During the round table discussion, everyone agreed that the rights of children using AI services must be protected to a greater extent. However, the question of how to achieve this sparked a broader debate. One particularly interesting discussion related to what responsibility we can give children in the design of AI systems. On one hand, involving children in the design of AI systems gives them greater influence, but on the other hand, they are still children. The question is whether children can bear the same responsibility as adults. In most societies, specific obligation bearers are responsible for safeguarding children’s rights, but to what extent can they do so? Such a role requires knowledge of what children’s rights entail in the relevant context. What is considered fair may vary across cultures and contexts, and for adults to protect children’s rights, they need insight into children’s perspectives on what is fair in the specific context at hand. With regard to children’s use of AI systems, this means that obligation bearers also need to understand how young people use AI and the injustices they experience in the systems in relation to the local culture where the systems are used.
At the same time, I think it’s worth considering whether questions of fairness are only locally contextualized. Injustices often become visible when we can compare different situations and settings. Therefore, I think it is essential for obligation bearers at all levels of society to understand local needs in the context of broader societal structures relevant to the protection and promotion of children’s rights. This complexity highlights the importance of research to contribute knowledge to our society. But also, to have meeting places for knowledge exchange between people representing all levels of obligation bearers. By exchanging experiences in, for example, round table discussions, we have an opportunity to address these issues from a societal perspective.

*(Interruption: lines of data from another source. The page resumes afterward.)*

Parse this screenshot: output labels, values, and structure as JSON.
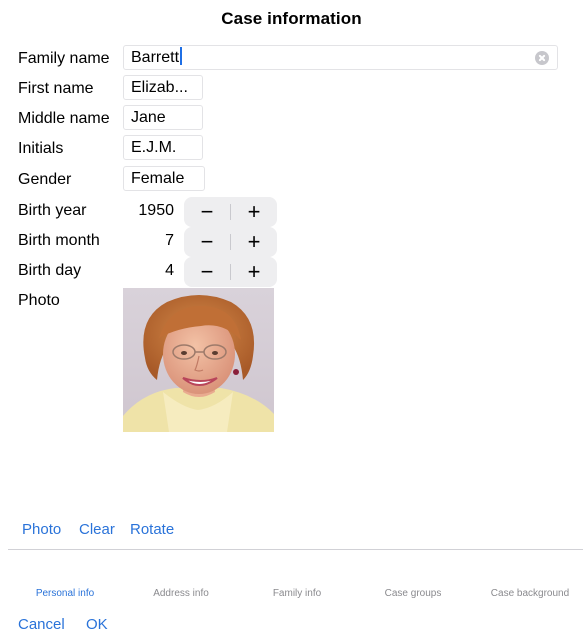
{
  "header": {
    "title": "Case information"
  },
  "fields": {
    "family_name": {
      "label": "Family name",
      "value": "Barrett"
    },
    "first_name": {
      "label": "First name",
      "value": "Elizab..."
    },
    "middle_name": {
      "label": "Middle name",
      "value": "Jane"
    },
    "initials": {
      "label": "Initials",
      "value": "E.J.M."
    },
    "gender": {
      "label": "Gender",
      "value": "Female"
    },
    "birth_year": {
      "label": "Birth year",
      "value": "1950"
    },
    "birth_month": {
      "label": "Birth month",
      "value": "7"
    },
    "birth_day": {
      "label": "Birth day",
      "value": "4"
    },
    "photo": {
      "label": "Photo"
    }
  },
  "stepper": {
    "minus": "−",
    "plus": "+"
  },
  "photo_actions": {
    "photo": "Photo",
    "clear": "Clear",
    "rotate": "Rotate"
  },
  "tabs": [
    {
      "label": "Personal info",
      "active": true
    },
    {
      "label": "Address info",
      "active": false
    },
    {
      "label": "Family info",
      "active": false
    },
    {
      "label": "Case groups",
      "active": false
    },
    {
      "label": "Case background",
      "active": false
    }
  ],
  "footer": {
    "cancel": "Cancel",
    "ok": "OK"
  },
  "colors": {
    "accent": "#2a73d9",
    "divider": "#d1d1d6",
    "stepper_bg": "#eeeef0"
  },
  "icons": {
    "clear_field": "clear-circle-icon"
  }
}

While arenas for conversations between adults are undoubtedly important, I couldn’t help but notice the absence of children in the discussions. This led me to wonder whether it’s possible to organize round table discussions that include children’s perspectives and their representation? Our research project’s preliminary analysis of research data has revealed that students, teachers, principals, and school developers hold differing viewpoints on the meaning of fairness and the appropriate design of AI systems. Including children in round table conversations could bring alternative perspectives to the discussions and enrich our understanding of the issues. By doing so, we wouldn’t just be discussing children’s rights in relation to their needs, but also talking with the children themselves. But if we want to prioritize children’s perspectives and representation, in such discussions a crucial question arises: how can we involve them meaningfully in conversations at all levels of society that relate to their rights?
Through my participation in the round table discussions, I have gained a deeper understanding of the complexities involved in promoting children’s rights. The conversations have sparked new insights and raised thought-provoking questions about whether there are alternative approaches to promoting children’s rights beyond the current ones. The dialogue has challenged my perspectives and prompted me to reflect on the crucial importance of continuing to discuss and collaborate at all levels of society to advance fairness in AI systems used by children. One possible way forward could be to organize more conversations and events where children can be directly involved in discussions about their rights in relation to AI. By allowing children to take part and express their views, we can gain a better understanding of their needs and concerns, and thus develop more meaningful strategies for protecting their rights.